I take it you are new to honing. Are you new to straight shaving, as well? It is nearly impossible to learn to shave with a razor that you are learning to hone at the same time. I suggest starting with a shave-ready razor, learning to shave, and getting familiar with the shave-ready edge before you attempt to duplicate it. Otherwise you are setting yourself up for no end of frustration and failure.

One option would be to send the one you have out for honing, but it is best to start with two razors, anyway. That way you have one sharp to shave with, while one is out being honed or you are attempting to hone it. See www.whippeddog.com. Larry has become the go-to guy for newbie razors around here. Cheap and effective. Keep an eye on BST also.
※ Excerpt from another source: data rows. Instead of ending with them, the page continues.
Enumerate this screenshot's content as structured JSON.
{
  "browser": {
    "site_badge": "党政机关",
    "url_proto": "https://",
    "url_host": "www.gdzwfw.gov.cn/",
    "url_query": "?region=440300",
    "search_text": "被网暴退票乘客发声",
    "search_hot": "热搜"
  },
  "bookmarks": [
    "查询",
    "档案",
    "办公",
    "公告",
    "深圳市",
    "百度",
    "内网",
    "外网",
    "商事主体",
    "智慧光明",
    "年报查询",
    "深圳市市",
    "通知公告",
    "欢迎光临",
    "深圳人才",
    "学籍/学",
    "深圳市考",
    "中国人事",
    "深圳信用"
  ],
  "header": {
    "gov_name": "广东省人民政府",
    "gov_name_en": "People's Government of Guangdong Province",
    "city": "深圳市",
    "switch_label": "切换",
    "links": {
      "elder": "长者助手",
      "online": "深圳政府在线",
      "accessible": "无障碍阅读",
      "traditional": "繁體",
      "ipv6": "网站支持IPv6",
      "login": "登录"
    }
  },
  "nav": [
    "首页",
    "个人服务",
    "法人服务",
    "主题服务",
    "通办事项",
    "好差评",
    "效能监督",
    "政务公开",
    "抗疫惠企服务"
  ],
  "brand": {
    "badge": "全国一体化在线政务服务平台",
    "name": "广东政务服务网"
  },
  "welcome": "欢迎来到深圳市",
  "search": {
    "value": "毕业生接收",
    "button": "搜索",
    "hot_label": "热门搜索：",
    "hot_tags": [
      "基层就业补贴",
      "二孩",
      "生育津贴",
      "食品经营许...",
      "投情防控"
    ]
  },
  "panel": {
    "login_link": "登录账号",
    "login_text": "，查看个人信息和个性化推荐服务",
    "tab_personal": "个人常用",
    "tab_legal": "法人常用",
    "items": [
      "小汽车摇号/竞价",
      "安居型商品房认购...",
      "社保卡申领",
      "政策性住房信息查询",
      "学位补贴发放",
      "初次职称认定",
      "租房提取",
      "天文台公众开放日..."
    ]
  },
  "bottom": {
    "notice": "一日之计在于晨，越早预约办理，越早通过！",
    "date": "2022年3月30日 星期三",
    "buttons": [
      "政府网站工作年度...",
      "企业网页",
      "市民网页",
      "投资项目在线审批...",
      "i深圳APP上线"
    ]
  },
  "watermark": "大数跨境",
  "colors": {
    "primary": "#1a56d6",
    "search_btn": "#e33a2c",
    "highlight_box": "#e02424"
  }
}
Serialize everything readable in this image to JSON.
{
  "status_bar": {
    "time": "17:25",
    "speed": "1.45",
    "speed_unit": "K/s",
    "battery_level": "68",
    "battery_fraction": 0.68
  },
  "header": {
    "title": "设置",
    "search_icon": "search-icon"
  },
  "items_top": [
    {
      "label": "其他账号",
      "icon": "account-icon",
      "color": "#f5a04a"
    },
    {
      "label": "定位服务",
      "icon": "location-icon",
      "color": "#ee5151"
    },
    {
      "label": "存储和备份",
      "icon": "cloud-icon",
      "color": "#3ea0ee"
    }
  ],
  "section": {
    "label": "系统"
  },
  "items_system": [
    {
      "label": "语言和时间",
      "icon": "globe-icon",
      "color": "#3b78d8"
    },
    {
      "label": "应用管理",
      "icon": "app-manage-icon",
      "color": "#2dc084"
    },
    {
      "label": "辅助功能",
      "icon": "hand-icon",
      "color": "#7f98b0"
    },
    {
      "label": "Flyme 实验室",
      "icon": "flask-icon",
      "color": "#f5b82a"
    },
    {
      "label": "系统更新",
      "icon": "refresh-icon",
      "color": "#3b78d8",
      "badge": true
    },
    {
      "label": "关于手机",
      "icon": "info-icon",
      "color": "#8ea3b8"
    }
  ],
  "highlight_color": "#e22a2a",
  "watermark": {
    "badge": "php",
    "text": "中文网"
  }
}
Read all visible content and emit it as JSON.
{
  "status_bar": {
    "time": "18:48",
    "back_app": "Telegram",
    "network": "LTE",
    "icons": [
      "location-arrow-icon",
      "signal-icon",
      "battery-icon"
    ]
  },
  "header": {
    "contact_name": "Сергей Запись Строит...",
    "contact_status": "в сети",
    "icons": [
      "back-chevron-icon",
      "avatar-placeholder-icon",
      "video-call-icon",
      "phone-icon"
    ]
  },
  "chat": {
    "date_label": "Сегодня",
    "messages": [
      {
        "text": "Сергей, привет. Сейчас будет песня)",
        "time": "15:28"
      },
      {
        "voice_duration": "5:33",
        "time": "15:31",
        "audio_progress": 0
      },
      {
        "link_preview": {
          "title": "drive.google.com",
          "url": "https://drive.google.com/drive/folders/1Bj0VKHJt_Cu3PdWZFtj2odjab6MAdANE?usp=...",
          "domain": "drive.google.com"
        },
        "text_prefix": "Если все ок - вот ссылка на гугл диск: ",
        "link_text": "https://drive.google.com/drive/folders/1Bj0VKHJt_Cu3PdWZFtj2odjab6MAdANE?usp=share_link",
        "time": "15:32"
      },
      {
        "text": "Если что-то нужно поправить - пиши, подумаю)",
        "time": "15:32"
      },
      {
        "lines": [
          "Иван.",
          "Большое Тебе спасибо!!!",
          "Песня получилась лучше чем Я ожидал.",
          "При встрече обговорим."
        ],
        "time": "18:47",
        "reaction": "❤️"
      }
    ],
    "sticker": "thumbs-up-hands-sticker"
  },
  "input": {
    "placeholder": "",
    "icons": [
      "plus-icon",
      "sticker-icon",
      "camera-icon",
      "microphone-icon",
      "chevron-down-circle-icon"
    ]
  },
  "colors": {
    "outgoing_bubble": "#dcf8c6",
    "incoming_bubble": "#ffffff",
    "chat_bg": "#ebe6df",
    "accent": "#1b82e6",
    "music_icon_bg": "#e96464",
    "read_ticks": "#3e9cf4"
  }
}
Don't buy on fleabay until you know more about razors, and dont believe it when the seller describes it as shave-ready. It is probably not, unless the seller has a good reputation on this board or others.
 
You could purchase lapping film sit very cost effective, how many shaves have you gotten off the current straight you have ? If you are new to straights and need the one you have shave ready you should honestly send it out to be honed so you have a good idea of what shave ready is first before jumping in on the honing.
 
Hi,

wow is thanks very much for all informations you guy gave me. For now I just have two shaves done with my first straight razor shave ready. I just bought an older one. The older one will need honing to be shave ready and I like to hone knifes and ice screw. So I'll will like honing my razor in the futur I'm sure. I just want to buy the good stone at the beginning.
Thank very much for the informations and the speed of your answer.
 
Another advice
In order to keep your honing progress monitored, try to have a razor honed by an expert (many hobbyists are available here). This will be your benchmark.

Best luck
 
^+1 Honing is a relaxing and enjoyable hobby and just like our shaving you can come at it from a multitude of directions, but a well honed edge from an expert is a valuable aid to keep an eye on your progress.
 
The Norton water stones have probably started more folks on the honing path than any others. They usually are not the last hones straight shavers buy. Keep it dead flat per Slash's instructions and they can serve you well.
 
I began with a King 1k and Norton 4K/8k combination stone. Got some decent edges and learned how the game is played. Over the years I replaced the Nortons with Naniwa SS stones (1k, 5k, 8k, 12k) and picked up a coticule, BBW, and Zulu Grey along the way in later years.

Ironically the edge I prefer to all is via the coticule; it is also the most difficult stone for me to achieve good results on. Learning is a constant process.

Totally agree with getting an edge set by one of the guys out there who is a true master of the process (there are many) and using that as a gauge as to what a proper edge should feel like. Honing for me is somewhat of a Zen thing. It's a placid and personally rewarding thing once you learn the task.
 
I began with a King 1k and Norton 4K/8k combination stone. Got some decent edges and learned how the game is played. Over the years I replaced the Nortons with Naniwa SS stones (1k, 5k, 8k, 12k) and picked up a coticule, BBW, and Zulu Grey along the way in later years.

Ironically the edge I prefer to all is via the coticule; it is also the most difficult stone for me to achieve good results on. Learning is a constant process.

Totally agree with getting an edge set by one of the guys out there who is a true master of the process (there are many) and using that as a gauge as to what a proper edge should feel like. Honing for me is somewhat of a Zen thing. It's a placid and personally rewarding thing once you learn the task.

A man after my own heart! Just something about a coti!